Sunday, March 25, 2007

Brew #44: India Pale Ale

The previous IPA was a success. We ran out of it last Saturday, so my wife asked me to make another preferrably using the exact same recipe. That was easier said than done as I had no more Crystal (135 EBC) and no more Safale US-56 dry yeast. I adjusted the recipe to use some Cara-münich malt and the Rogue Pacman yeast. I also took out the Chinook hops and added Columbus. The Amarillo also got upped a bit. In the end I think it is going to taste much the same.

Being somewhat feverish at the time I also forgot to add the mash hops, so I decided to make up for some of it by first wort hopping the 60 minutes addition of Amarillo.

The mash efficiency improved a bit this time as I tried to crush the grist a little finer. Still no sparge problems through, so there is more to go on I think.
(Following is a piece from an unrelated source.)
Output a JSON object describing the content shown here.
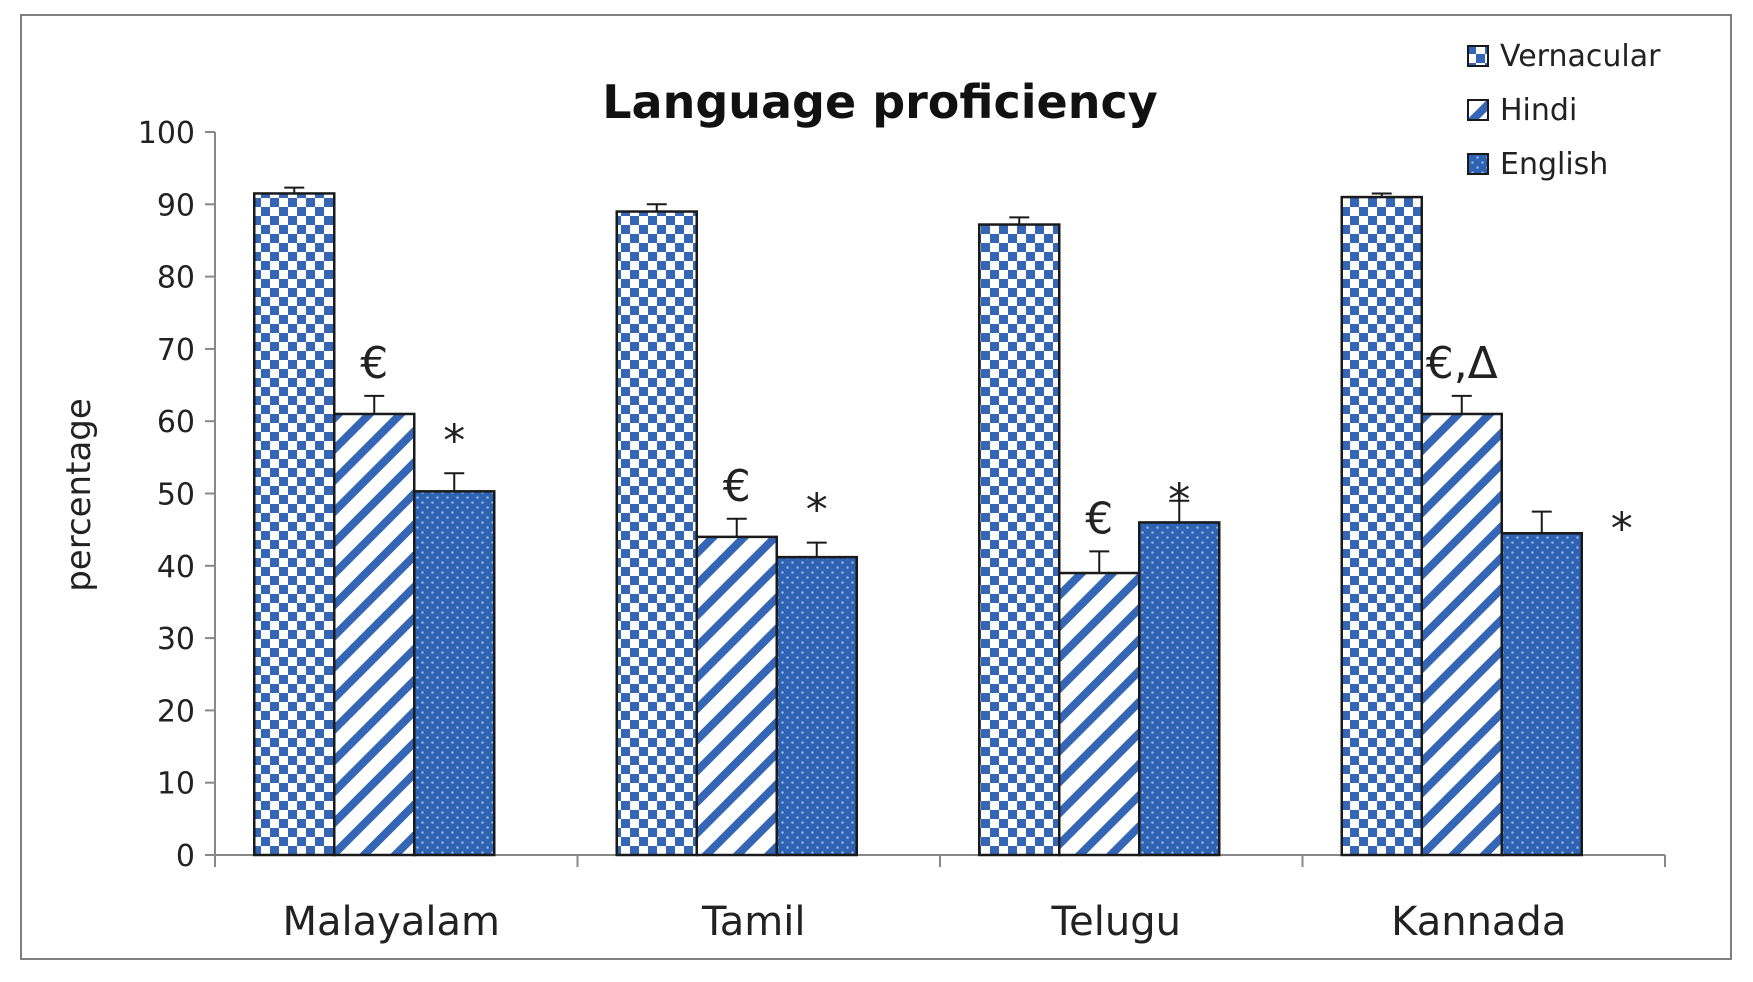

The batch was brewed 2007-03-25. The brew day lasted 5 hours and 10 minutes.

Style:
American IPA
Type:
All grain, batch sparge
Colour:
33 EBC (Light brown)
Bitterness:
61 IBU
Malts:
6000g Maris Otter pale malt
1000g Amber malt
450g Crystal malt
400g Wheat malt
300g Cara-münich malt
200g Melanoidin malt
Mash:
66C, 60 min
76C, 10 min (mashout)
69% efficiency
Hops:
50g Amarillo pellets, 8.4%, first wort hops and boiled 60 min
30g Columbus pellets 12.2%, 30 min
30g Warrior pellets 13.8% 10 min
80g Amarillo pellets 8.4%, 1 min
Yeast:
Wyeast Rogue Pacman Ale Yeast, production date 2006-11-17, 1 liter starter
Boil:
90 min
OG: 1.072 FG: 1.018 (estimated)

2 comments:

Travis said...

I have never mash hopped. What do you recommend for the process? (time, temp ext.)

I have seen some stuff on it, but advice has a lot of variety on it.

grove said...

It is very simple: add the hops to the mash when you start the saccharification rest (aka mash-in when doing a single-step infusion mash). Use pellets only.

I seem to be getting surprisingly good hop aroma with mash hopping, much better than when steeping aroma hops at knock-out.